By Syed Kamran Hashmi
August 23, 2013
The promotion, protection, and sometimes provocation of religious sentiments to ensure international funding and geopolitical hegemony seems like a state policy in Pakistan
He was helping his two-year-old son brush his teeth when someone rang the doorbell. It was a little late at night for someone to drop by his home without an appointment. Slightly concerned but certainly not worried, he walked towards the main entrance not knowing at all that every step he took in that direction was bringing him closer to his killer. He was unaware that in a few moments he was going to be killed by two bullets fired from a short range, one entering into his neck and the other one piercing his chest wall. He could not imagine that in a few moments his body would be drenched in his own blood that he would be shaking in pain helplessly in the presence of his family and that his son’s image would be fluttering in front of his eyes as he closed them for the last time. He did not anticipate that his two-year-old was going to be an orphan soon, and his wife would become a widow. He did not know that his loss would become the greatest tragedy, a wound never to heal for the rest of his parents’ lives. Completely blind to his future (or lack thereof), he reached out and opened the door, two bullets were shot by a coldblooded murderer and he fell down on the ground never to stand up again.
He was not a criminal or a terrorist. He was an ordinary man like all of us, maybe in his 40s, a teacher of physics at a local university, completely disinterested in politics and at an arm’s length from violence. But in Pakistan all this was not enough for him to be safe. He had to belong to the majority sect to be first considered a human being and then be protected from any violence against the minorities. As he did not share the same faith with most people, he knew, for a long time, he was vulnerable. He knew that he had been hiding a dark secret about himself throughout his life, a secret that had to be guarded ferociously and could only be revealed to no one other than his family members. He was an Ahmedi, a ‘nonbeliever,’ a ‘traitor’ and a ‘heretic’ who is justified to be killed anytime and anyplace — including his place of worship — in our society.
Years have passed by but there is still no clue of his killer who would probably never be brought to justice now, a clear signal to the killer to kill more members of the community. His son, who has all grown up, is as unsafe in Pakistan as his father was. In the last few years, he has witnessed an increasing number of people — innocent and peaceful — of his faith being targeted on a regular basis for their beliefs.
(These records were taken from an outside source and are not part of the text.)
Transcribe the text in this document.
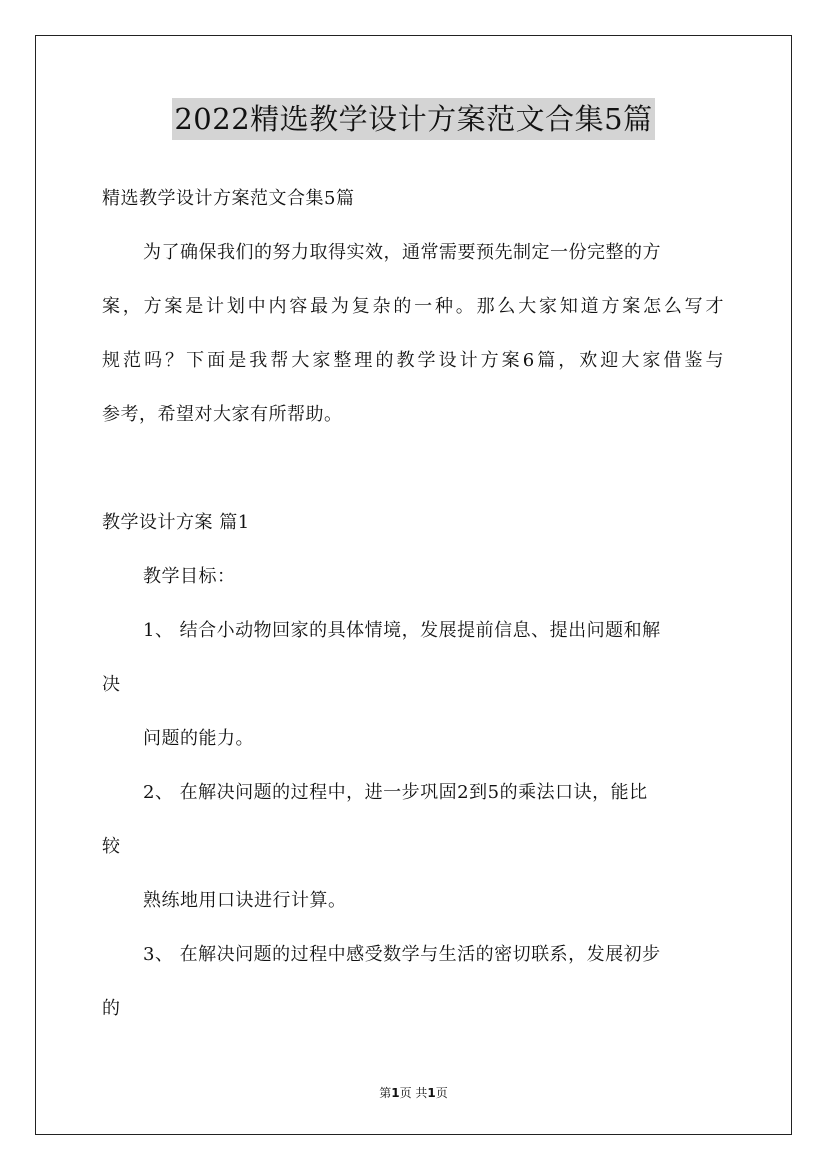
2022精选教学设计方案范文合集5篇
精选教学设计方案范文合集5篇
为了确保我们的努力取得实效，通常需要预先制定一份完整的方
案，方案是计划中内容最为复杂的一种。那么大家知道方案怎么写才
规范吗？下面是我帮大家整理的教学设计方案6篇，欢迎大家借鉴与
参考，希望对大家有所帮助。
教学设计方案 篇1
教学目标：
1、 结合小动物回家的具体情境，发展提前信息、提出问题和解
决
问题的能力。
2、 在解决问题的过程中，进一步巩固2到5的乘法口诀，能比
较
熟练地用口诀进行计算。
3、 在解决问题的过程中感受数学与生活的密切联系，发展初步
的
第1页 共1页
Nonetheless, no one in the power corridors cares about the victims, and literally, no one is interested in catching their killers. Some fear that if they went after the perpetrators, they would lose their votes and others are scared they would infuriate their support base.
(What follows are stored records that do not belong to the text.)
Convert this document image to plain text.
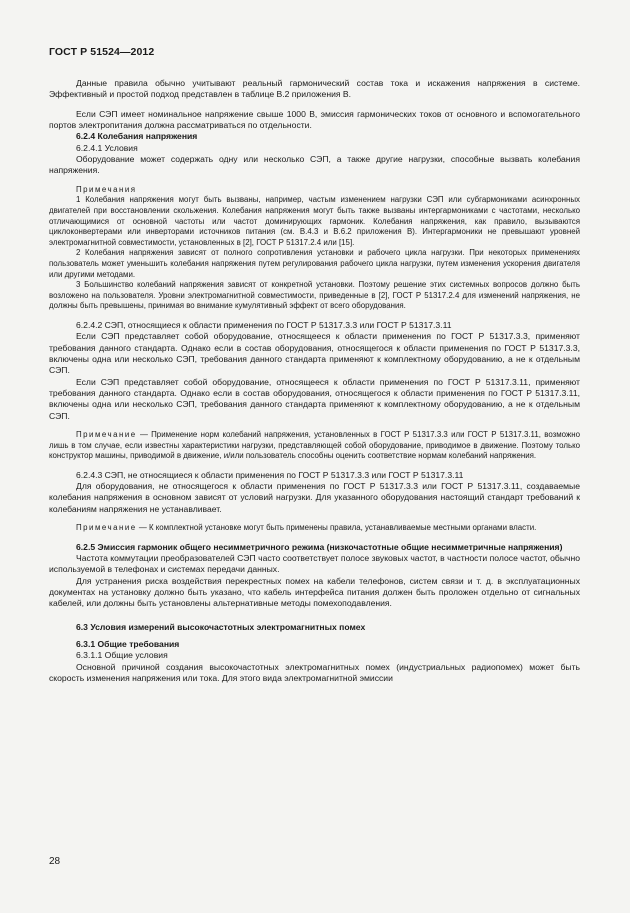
ГОСТ Р 51524—2012

Данные правила обычно учитывают реальный гармонический состав тока и искажения напряжения в системе. Эффективный и простой подход представлен в таблице В.2 приложения В.

Если СЭП имеет номинальное напряжение свыше 1000 В, эмиссия гармонических токов от основного и вспомогательного портов электропитания должна рассматриваться по отдельности.

6.2.4 Колебания напряжения

6.2.4.1 Условия

Оборудование может содержать одну или несколько СЭП, а также другие нагрузки, способные вызвать колебания напряжения.

Примечания

1 Колебания напряжения могут быть вызваны, например, частым изменением нагрузки СЭП или субгармониками асинхронных двигателей при восстановлении скольжения. Колебания напряжения могут быть также вызваны интергармониками с частотами, несколько отличающимися от основной частоты или частот доминирующих гармоник. Колебания напряжения, как правило, вызываются циклоконвертерами или инверторами источников питания (см. В.4.3 и В.6.2 приложения В). Интергармоники не превышают уровней электромагнитной совместимости, установленных в [2], ГОСТ Р 51317.2.4 или [15].

2 Колебания напряжения зависят от полного сопротивления установки и рабочего цикла нагрузки. При некоторых применениях пользователь может уменьшить колебания напряжения путем регулирования рабочего цикла нагрузки, путем изменения ускорения двигателя или другими методами.

3 Большинство колебаний напряжения зависят от конкретной установки. Поэтому решение этих системных вопросов должно быть возложено на пользователя. Уровни электромагнитной совместимости, приведенные в [2], ГОСТ Р 51317.2.4 для изменений напряжения, не должны быть превышены, принимая во внимание кумулятивный эффект от всего оборудования.

6.2.4.2 СЭП, относящиеся к области применения по ГОСТ Р 51317.3.3 или ГОСТ Р 51317.3.11

Если СЭП представляет собой оборудование, относящееся к области применения по ГОСТ Р 51317.3.3, применяют требования данного стандарта. Однако если в состав оборудования, относящегося к области применения по ГОСТ Р 51317.3.3, включены одна или несколько СЭП, требования данного стандарта применяют к комплектному оборудованию, а не к отдельным СЭП.

Если СЭП представляет собой оборудование, относящееся к области применения по ГОСТ Р 51317.3.11, применяют требования данного стандарта. Однако если в состав оборудования, относящегося к области применения по ГОСТ Р 51317.3.11, включены одна или несколько СЭП, требования данного стандарта применяют к комплектному оборудованию, а не к отдельным СЭП.

Примечание — Применение норм колебаний напряжения, установленных в ГОСТ Р 51317.3.3 или ГОСТ Р 51317.3.11, возможно лишь в том случае, если известны характеристики нагрузки, представляющей собой оборудование, приводимое в движение. Поэтому только конструктор машины, приводимой в движение, и/или пользователь способны оценить соответствие нормам колебаний напряжения.

6.2.4.3 СЭП, не относящиеся к области применения по ГОСТ Р 51317.3.3 или ГОСТ Р 51317.3.11

Для оборудования, не относящегося к области применения по ГОСТ Р 51317.3.3 или ГОСТ Р 51317.3.11, создаваемые колебания напряжения в основном зависят от условий нагрузки. Для указанного оборудования настоящий стандарт требований к колебаниям напряжения не устанавливает.

Примечание — К комплектной установке могут быть применены правила, устанавливаемые местными органами власти.

6.2.5 Эмиссия гармоник общего несимметричного режима (низкочастотные общие несимметричные напряжения)

Частота коммутации преобразователей СЭП часто соответствует полосе звуковых частот, в частности полосе частот, обычно используемой в телефонах и системах передачи данных.

Для устранения риска воздействия перекрестных помех на кабели телефонов, систем связи и т. д. в эксплуатационных документах на установку должно быть указано, что кабель интерфейса питания должен быть проложен отдельно от сигнальных кабелей, или должны быть установлены альтернативные методы помехоподавления.

6.3 Условия измерений высокочастотных электромагнитных помех

6.3.1 Общие требования

6.3.1.1 Общие условия

Основной причиной создания высокочастотных электромагнитных помех (индустриальных радиопомех) может быть скорость изменения напряжения или тока. Для этого вида электромагнитной эмиссии

28
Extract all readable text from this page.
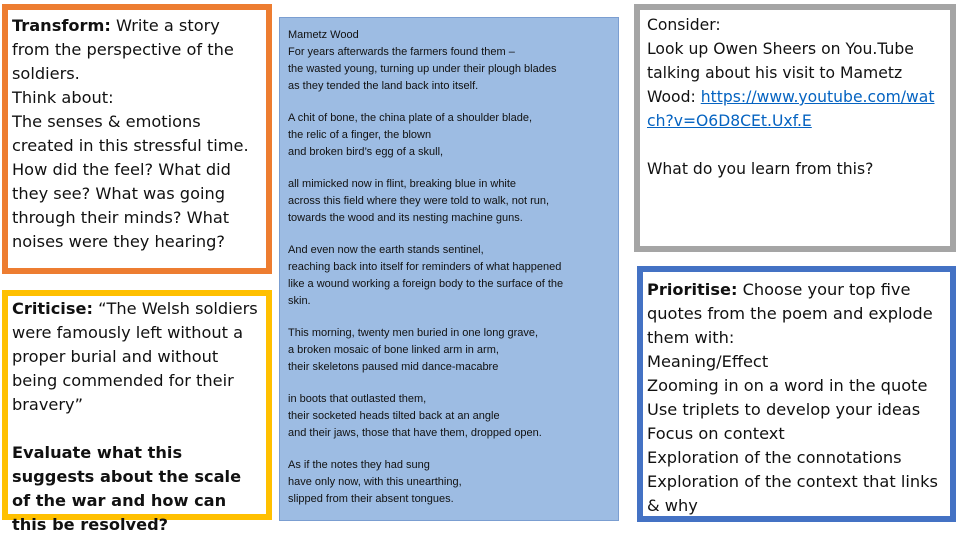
Transform: Write a story from the perspective of the soldiers.
Think about:
The senses & emotions created in this stressful time.
How did the feel? What did they see? What was going through their minds? What noises were they hearing?
Criticise: “The Welsh soldiers were famously left without a proper burial and without being commended for their bravery”
Evaluate what this suggests about the scale of the war and how can this be resolved?
Mametz Wood
For years afterwards the farmers found them –
the wasted young, turning up under their plough blades
as they tended the land back into itself.
A chit of bone, the china plate of a shoulder blade,
the relic of a finger, the blown
and broken bird’s egg of a skull,
all mimicked now in flint, breaking blue in white
across this field where they were told to walk, not run,
towards the wood and its nesting machine guns.
And even now the earth stands sentinel,
reaching back into itself for reminders of what happened
like a wound working a foreign body to the surface of the
skin.
This morning, twenty men buried in one long grave,
a broken mosaic of bone linked arm in arm,
their skeletons paused mid dance-macabre
in boots that outlasted them,
their socketed heads tilted back at an angle
and their jaws, those that have them, dropped open.
As if the notes they had sung
have only now, with this unearthing,
slipped from their absent tongues.
Consider:
Look up Owen Sheers on You.Tube talking about his visit to Mametz Wood: https://www.youtube.com/watch?v=O6D8CEt.Uxf.E
What do you learn from this?
Prioritise: Choose your top five quotes from the poem and explode them with:
Meaning/Effect
Zooming in on a word in the quote
Use triplets to develop your ideas
Focus on context
Exploration of the connotations
Exploration of the context that links & why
A few believe extreme religious sentiments are part and parcel of our national pride, while many think it is in fact a misguided ‘blessing’ that can be channelised in case of emergency against all the ‘anti-Islamic forces’ from Russia to the United States of America. Then there are groups who are in the business of religion to secure foreign funding, while a few organisations keep the emotions simmering to use it as a bargaining chip for personal benefits. Some gangs sell their faith in the name of the Prophet (PBUH) to grab a piece of land, while some other parties trade it in the name of God to acquire an important portfolio in the government. Moreover, many criminals use it as a blackmailing tool to extort money from the unprotected and peaceful businessmen who belong to the minorities.
At best we can say that there is ambivalence at the state level regarding the utility of religious fundamentalism. Otherwise, and to be perfectly honest, the promotion, protection, and sometimes provocation of religious sentiments to ensure international funding and geopolitical hegemony seems like a state policy in Pakistan.
Then there is paranoia at the level of political parties who are concerned that the support of minorities could be perceived as un-Islamic act. They cannot afford to lose an emotional rhetoric to the rival group. For some, even when they want to, there is the fear of standing up against the tyranny of hardliners, as they know it would endanger the lives of their whole families. In short, it is a perfect recipe for disaster that we are witnessing today all over the country.
Compared to Pakistan, in modern societies where there is peace and prosperity, the majority population, instead of persecuting them is, as a matter of fact, actively looking out for the rights and freedom of religious minorities, which, in my opinion, is the reason for these nations to be just and be able to establish the rule of law effectively. If the overwhelming number of people condones violence in the name of religion like in our country, it will be, even for the westerners with all their resources, an impossible target to achieve. Both individually and collectively, the common people, the majority, need to step up and embrace everyone who does not worship the same God as they do, welcome everybody who does not believe in the same scripture as they do, support every individual who does not pray like them, follows the same rules or interprets the Divine injunctions similarly. Or, we will ourselves become the target of such a crime one day.
Syed Kamran Hashmi is a US-based freelance columnist.